Joy Bright Hancock, (born May 4, 1898, Wildwood, N.J., U.S.—died Aug. 20, 1986, Bethesda, Md.), a U.S. military officer, one of …

Nov 14, 2023 | Naval Air Station Wildwood Aviation Museum

Joy Bright Hancock, (born May 4, 1898, Wildwood, N.J., U.S.—died Aug. 20, 1986, Bethesda, Md.), a U.S. military officer, one of the first women to hold a regular commission in the U.S. Navy.

Joy Bright enlisted in the Naval Reserve after graduating from the Pierce School of Business Administration in Philadelphia in 1918. From 1919 she worked as a civilian for the U.S. Navy at various stations and at the Department of the Navy in Washington, D.C. She took a civil pilot’s license in 1928 and soon joined the Navy’s Bureau of Aeronautics. Her Airplanes in Action appeared in 1938. She also edited the newsletter that became the Naval Aviation News. She joined the women’s naval reserve, the Women Accepted for Volunteer Emergency Service (WAVES), shortly after its creation in July 1942, rising to the rank of commander in 1945. In 1946 she was named assistant director of the WAVES, and later that year she became director with the rank of captain.

The women’s reserve passed out of existence in October 1948, but under provisions of the Women’s Armed Services Integration Act of June 12, 1948, the navy was authorized to offer regular commissions to women. In October Captain Hancock was among the first eight women so commissioned, taking the rank of permanent lieutenant commander and temporary captain, which made her the navy’s highest-ranking woman.
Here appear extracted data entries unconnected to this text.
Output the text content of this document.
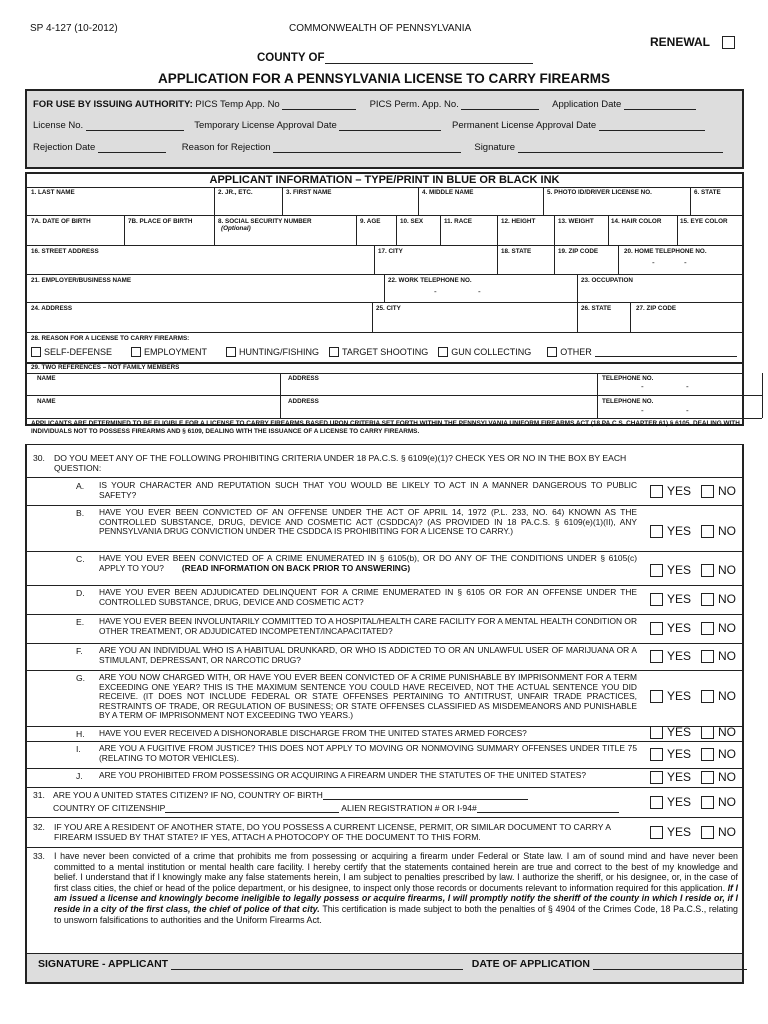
SP 4-127 (10-2012)	COMMONWEALTH OF PENNSYLVANIA
RENEWAL
COUNTY OF
APPLICATION FOR A PENNSYLVANIA LICENSE TO CARRY FIREARMS
FOR USE BY ISSUING AUTHORITY: PICS Temp App. No	PICS Perm. App. No.	Application Date
License No.	Temporary License Approval Date	Permanent License Approval Date
Rejection Date	Reason for Rejection	Signature
APPLICANT INFORMATION – TYPE/PRINT IN BLUE OR BLACK INK
1. LAST NAME	2. JR., ETC.	3. FIRST NAME	4. MIDDLE NAME	5. PHOTO ID/DRIVER LICENSE NO.	6. STATE
7A. DATE OF BIRTH	7B. PLACE OF BIRTH	8. SOCIAL SECURITY NUMBER
(Optional)
9. AGE	10. SEX	11. RACE	12. HEIGHT	13. WEIGHT	14. HAIR COLOR	15. EYE COLOR
16. STREET ADDRESS	17. CITY	18. STATE	19. ZIP CODE	20. HOME TELEPHONE NO.
-	-
21. EMPLOYER/BUSINESS NAME	22. WORK TELEPHONE NO.
-	-
23. OCCUPATION
24. ADDRESS	25. CITY	26. STATE	27. ZIP CODE
28. REASON FOR A LICENSE TO CARRY FIREARMS:
SELF-DEFENSE	EMPLOYMENT	HUNTING/FISHING	TARGET SHOOTING	GUN COLLECTING	OTHER
29. TWO REFERENCES – NOT FAMILY MEMBERS
NAME	ADDRESS	TELEPHONE NO.
-	-
NAME	ADDRESS	TELEPHONE NO.
-	-
APPLICANTS ARE DETERMINED TO BE ELIGIBLE FOR A LICENSE TO CARRY FIREARMS BASED UPON CRITERIA SET FORTH WITHIN THE PENNSYLVANIA UNIFORM FIREARMS ACT (18 PA.C.S. CHAPTER 61) § 6105, DEALING WITH INDIVIDUALS NOT TO POSSESS FIREARMS AND § 6109, DEALING WITH THE ISSUANCE OF A LICENSE TO CARRY FIREARMS.
30. DO YOU MEET ANY OF THE FOLLOWING PROHIBITING CRITERIA UNDER 18 PA.C.S. § 6109(e)(1)? CHECK YES OR NO IN THE BOX BY EACH QUESTION:
A. IS YOUR CHARACTER AND REPUTATION SUCH THAT YOU WOULD BE LIKELY TO ACT IN A MANNER DANGEROUS TO PUBLIC SAFETY?	YES NO
B. HAVE YOU EVER BEEN CONVICTED OF AN OFFENSE UNDER THE ACT OF APRIL 14, 1972 (P.L. 233, NO. 64) KNOWN AS THE CONTROLLED SUBSTANCE, DRUG, DEVICE AND COSMETIC ACT (CSDDCA)? (AS PROVIDED IN 18 PA.C.S. § 6109(e)(1)(II), ANY PENNSYLVANIA DRUG CONVICTION UNDER THE CSDDCA IS PROHIBITING FOR A LICENSE TO CARRY.)	YES NO
C. HAVE YOU EVER BEEN CONVICTED OF A CRIME ENUMERATED IN § 6105(b), OR DO ANY OF THE CONDITIONS UNDER § 6105(c) APPLY TO YOU? (READ INFORMATION ON BACK PRIOR TO ANSWERING)	YES NO
D. HAVE YOU EVER BEEN ADJUDICATED DELINQUENT FOR A CRIME ENUMERATED IN § 6105 OR FOR AN OFFENSE UNDER THE CONTROLLED SUBSTANCE, DRUG, DEVICE AND COSMETIC ACT?	YES NO
E. HAVE YOU EVER BEEN INVOLUNTARILY COMMITTED TO A HOSPITAL/HEALTH CARE FACILITY FOR A MENTAL HEALTH CONDITION OR OTHER TREATMENT, OR ADJUDICATED INCOMPETENT/INCAPACITATED?	YES NO
F. ARE YOU AN INDIVIDUAL WHO IS A HABITUAL DRUNKARD, OR WHO IS ADDICTED TO OR AN UNLAWFUL USER OF MARIJUANA OR A STIMULANT, DEPRESSANT, OR NARCOTIC DRUG?	YES NO
G. ARE YOU NOW CHARGED WITH, OR HAVE YOU EVER BEEN CONVICTED OF A CRIME PUNISHABLE BY IMPRISONMENT FOR A TERM EXCEEDING ONE YEAR? THIS IS THE MAXIMUM SENTENCE YOU COULD HAVE RECEIVED, NOT THE ACTUAL SENTENCE YOU DID RECEIVE. (IT DOES NOT INCLUDE FEDERAL OR STATE OFFENSES PERTAINING TO ANTITRUST, UNFAIR TRADE PRACTICES, RESTRAINTS OF TRADE, OR REGULATION OF BUSINESS; OR STATE OFFENSES CLASSIFIED AS MISDEMEANORS AND PUNISHABLE BY A TERM OF IMPRISONMENT NOT EXCEEDING TWO YEARS.)
YES NO
H. HAVE YOU EVER RECEIVED A DISHONORABLE DISCHARGE FROM THE UNITED STATES ARMED FORCES?	YES NO
I. ARE YOU A FUGITIVE FROM JUSTICE? THIS DOES NOT APPLY TO MOVING OR NONMOVING SUMMARY OFFENSES UNDER TITLE 75 (RELATING TO MOTOR VEHICLES).	YES NO
J. ARE YOU PROHIBITED FROM POSSESSING OR ACQUIRING A FIREARM UNDER THE STATUTES OF THE UNITED STATES?	YES NO
31. ARE YOU A UNITED STATES CITIZEN? IF NO, COUNTRY OF BIRTH
COUNTRY OF CITIZENSHIP	ALIEN REGISTRATION # OR I-94#	YES NO
32. IF YOU ARE A RESIDENT OF ANOTHER STATE, DO YOU POSSESS A CURRENT LICENSE, PERMIT, OR SIMILAR DOCUMENT TO CARRY A FIREARM ISSUED BY THAT STATE? IF YES, ATTACH A PHOTOCOPY OF THE DOCUMENT TO THIS FORM.	YES NO
33. I have never been convicted of a crime that prohibits me from possessing or acquiring a firearm under Federal or State law. I am of sound mind and have never been committed to a mental institution or mental health care facility. I hereby certify that the statements contained herein are true and correct to the best of my knowledge and belief. I understand that if I knowingly make any false statements herein, I am subject to penalties prescribed by law. I authorize the sheriff, or his designee, or, in the case of first class cities, the chief or head of the police department, or his designee, to inspect only those records or documents relevant to information required for this application. If I am issued a license and knowingly become ineligible to legally possess or acquire firearms, I will promptly notify the sheriff of the county in which I reside or, if I reside in a city of the first class, the chief of police of that city. This certification is made subject to both the penalties of § 4904 of the Crimes Code, 18 Pa.C.S., relating to unsworn falsifications to authorities and the Uniform Firearms Act.
SIGNATURE - APPLICANT	DATE OF APPLICATION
She was appointed assistant chief for women of the Bureau of Personnel and continued as ex officio director of the WAVES until her retirement in June 1953. In 1972 she published an autobiography, Lady in the Navy. Hancock received the Legion of Merit for her wartime service.

Captain Hancock had been thrice married. Her first and second husbands, both Naval Aviators, died in the crash of the dirigibles in which they were serving. Her first husband, Lieutenant Charles Gray-Little, recipient of the Navy Cross, was killed when the ZR-2 crashed over the Humber River, England in August 1921; and her second, Lieutenant Commander Lewis Hancock, Jr., lighter-than-air pilot and holder of the Navy Cross for World War I submarine service, was killed in the crash of the USS Shenandoah (ZR-1) in Ohio on September 3, 1925. Her last husband, Vice Admiral Ralph A. Ofstie, USN, also a Naval Aviator, and much decorated, whom she married after his retirement, died in November 1956 at the U. S. Naval Hospital, Bethesda, Maryland.